9 Dabei bezieht sich der Revisionswerber auf die vom BVwG im Rahmen der rechtlichen Beurteilung im angefochtenen Erkenntnis vertretene Meinung, die "aufgeworfene Frage" sei im gegenständlichen Schubhaftverfahren nicht zu prüfen; es sei vielmehr "von einem ordnungsgemäßen Erlass" des Erkenntnisses des BVwG vom 29. Mai 2017 auszugehen. In diesem Zusammenhang verwies das BVwG unmittelbar anschließend aber auch noch darauf, dass sich "in der bezughabenden hg. Akte" keinerlei Anhaltspunkte finden, die diese vom Revisionswerber geäußerte Vermutung "aufzuwerfen" (offenbar gemeint: zu bestätigen) vermögen, sondern dass "die Vertretungsfrage im Vorfeld vielmehr Beachtung gefunden hat". Damit nimmt das BVwG erkennbar auf die eingangs dargestellte Aktenlage Bezug, wonach die "V GmbH" - auch noch nach dem behaupteten Vollmachtswiderruf - nicht nur bei Verfassung und Einbringung der Beschwerde am 15. Mai 2017 als Vertreter des Revisionswerbers eingeschritten ist, sondern vor Erlassung des in Rede stehenden Erkenntnisses vom 29. Mai 2017 ausdrücklich gegenüber der zuständigen Richterin bestätigte, dass die Bevollmächtigung noch aufrecht sei. Überdies befindet sich weder in den vom Verwaltungsgerichtshof beigeschafften Akten des BFA noch des BVwG betreffend das Verfahren über den vom Revisionswerber am 22. Oktober 2016 gestellten Antrag auf internationalen Schutz eine Mitteilung über den Widerruf der an die "V GmbH" erteilten Vollmacht. Im Übrigen wurde dem Inhalt dieser Akten zufolge bislang auch kein Antrag des Jugendwohlfahrtsträgers gestellt, ihm das Erkenntnis vom 29. Mai 2017 zuzustellen, was aber bei redlicher Vorgangsweise zu erwarten gewesen wäre, wenn dieses Erkenntnis bisher nicht rechtswirksam zugestellt worden wäre.

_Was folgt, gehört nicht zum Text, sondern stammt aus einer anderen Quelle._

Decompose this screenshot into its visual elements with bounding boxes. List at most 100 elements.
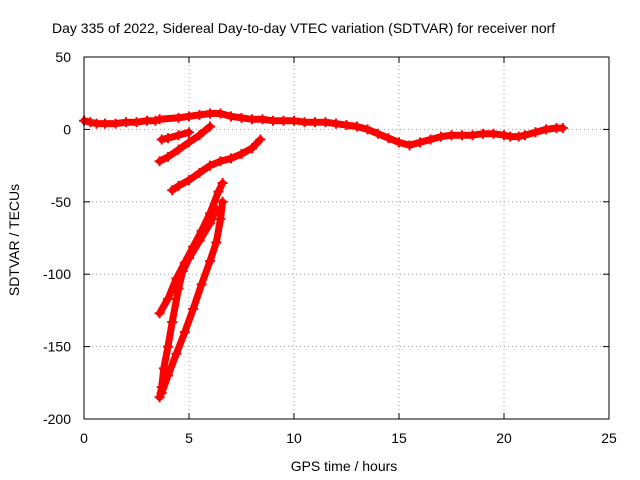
data-point-marker bbox=[215, 108, 226, 119]
y-tick-label: -150 bbox=[43, 339, 71, 355]
data-point-marker bbox=[226, 153, 236, 164]
data-point-marker bbox=[163, 370, 173, 381]
data-point-marker bbox=[446, 130, 457, 141]
series-trace bbox=[168, 136, 264, 194]
data-point-marker bbox=[299, 117, 310, 128]
data-point-marker bbox=[184, 137, 194, 148]
y-tick-label: 0 bbox=[63, 121, 71, 137]
data-point-marker bbox=[179, 327, 190, 338]
y-tick-label: -200 bbox=[43, 411, 71, 427]
data-point-marker bbox=[499, 130, 509, 141]
data-point-marker bbox=[278, 115, 289, 126]
data-point-marker bbox=[205, 256, 215, 267]
data-point-marker bbox=[184, 175, 194, 186]
data-point-marker bbox=[184, 253, 194, 264]
data-point-marker bbox=[217, 196, 228, 207]
data-point-marker bbox=[171, 348, 182, 359]
data-point-marker bbox=[467, 130, 478, 141]
x-tick-label: 0 bbox=[80, 430, 88, 446]
plot-frame bbox=[83, 56, 610, 420]
data-point-marker bbox=[425, 134, 436, 145]
x-tick-label: 15 bbox=[391, 430, 407, 446]
data-point-marker bbox=[213, 186, 224, 197]
data-point-marker bbox=[520, 130, 530, 141]
data-point-marker bbox=[154, 114, 165, 125]
y-tick-label: -100 bbox=[43, 266, 71, 282]
x-tick-label: 20 bbox=[496, 430, 512, 446]
data-point-marker bbox=[194, 167, 205, 178]
data-point-marker bbox=[289, 115, 299, 126]
x-tick-label: 25 bbox=[601, 430, 617, 446]
data-point-marker bbox=[436, 131, 446, 142]
data-point-marker bbox=[310, 117, 320, 128]
data-point-marker bbox=[91, 118, 102, 129]
data-point-marker bbox=[331, 118, 341, 129]
data-point-marker bbox=[505, 131, 516, 142]
data-point-marker bbox=[173, 180, 184, 191]
data-point-marker bbox=[100, 118, 110, 129]
data-point-marker bbox=[478, 128, 488, 139]
series-arc-3 bbox=[167, 134, 266, 196]
data-point-marker bbox=[215, 156, 226, 167]
data-point-marker bbox=[457, 130, 467, 141]
x-axis-title: GPS time / hours bbox=[291, 458, 398, 474]
data-point-marker bbox=[255, 134, 266, 145]
data-point-marker bbox=[188, 303, 199, 314]
data-point-marker bbox=[488, 128, 499, 139]
data-point-marker bbox=[167, 316, 178, 327]
x-tick-label: 5 bbox=[185, 430, 193, 446]
series-trace bbox=[158, 198, 227, 397]
series-main-trace bbox=[79, 108, 568, 151]
data-point-marker bbox=[184, 127, 194, 138]
data-point-marker bbox=[110, 118, 121, 129]
data-point-marker bbox=[215, 214, 226, 225]
data-point-marker bbox=[247, 114, 257, 125]
x-tick-label: 10 bbox=[286, 430, 302, 446]
data-point-marker bbox=[163, 341, 173, 352]
data-point-marker bbox=[85, 117, 96, 128]
data-point-marker bbox=[415, 137, 425, 148]
data-point-marker bbox=[352, 121, 362, 132]
data-point-marker bbox=[163, 133, 173, 144]
data-point-marker bbox=[163, 293, 173, 304]
data-point-marker bbox=[177, 266, 188, 277]
data-point-marker bbox=[205, 160, 215, 171]
data-point-marker bbox=[167, 185, 178, 196]
data-point-marker bbox=[121, 117, 131, 128]
data-point-marker bbox=[154, 308, 165, 319]
data-point-marker bbox=[184, 111, 194, 122]
data-point-marker bbox=[404, 140, 415, 151]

10 Vor diesem Hintergrund ist es somit insgesamt nicht zu beanstanden, dass das BVwG die Vorfrage, ob das Erkenntnis vom 29. Mai 2017 gegenüber dem Revisionswerber rechtswirksam erlassen wurde, auf Basis der Aktenlage der Sache nach bejahte. Der diesbezügliche Einwand in der Revision ist daher im Ergebnis nicht berechtigt.
11 Andere Rechtsfragen, denen im Sinne des Art. 133 Abs. 4 B-VG grundsätzliche Bedeutung zukommen könnte, werden in der Revision nicht aufgeworfen. Sie war daher gemäß § 34 Abs. 1 und 3 VwGG ohne weiteres Verfahren in nichtöffentlicher Sitzung zurückzuweisen.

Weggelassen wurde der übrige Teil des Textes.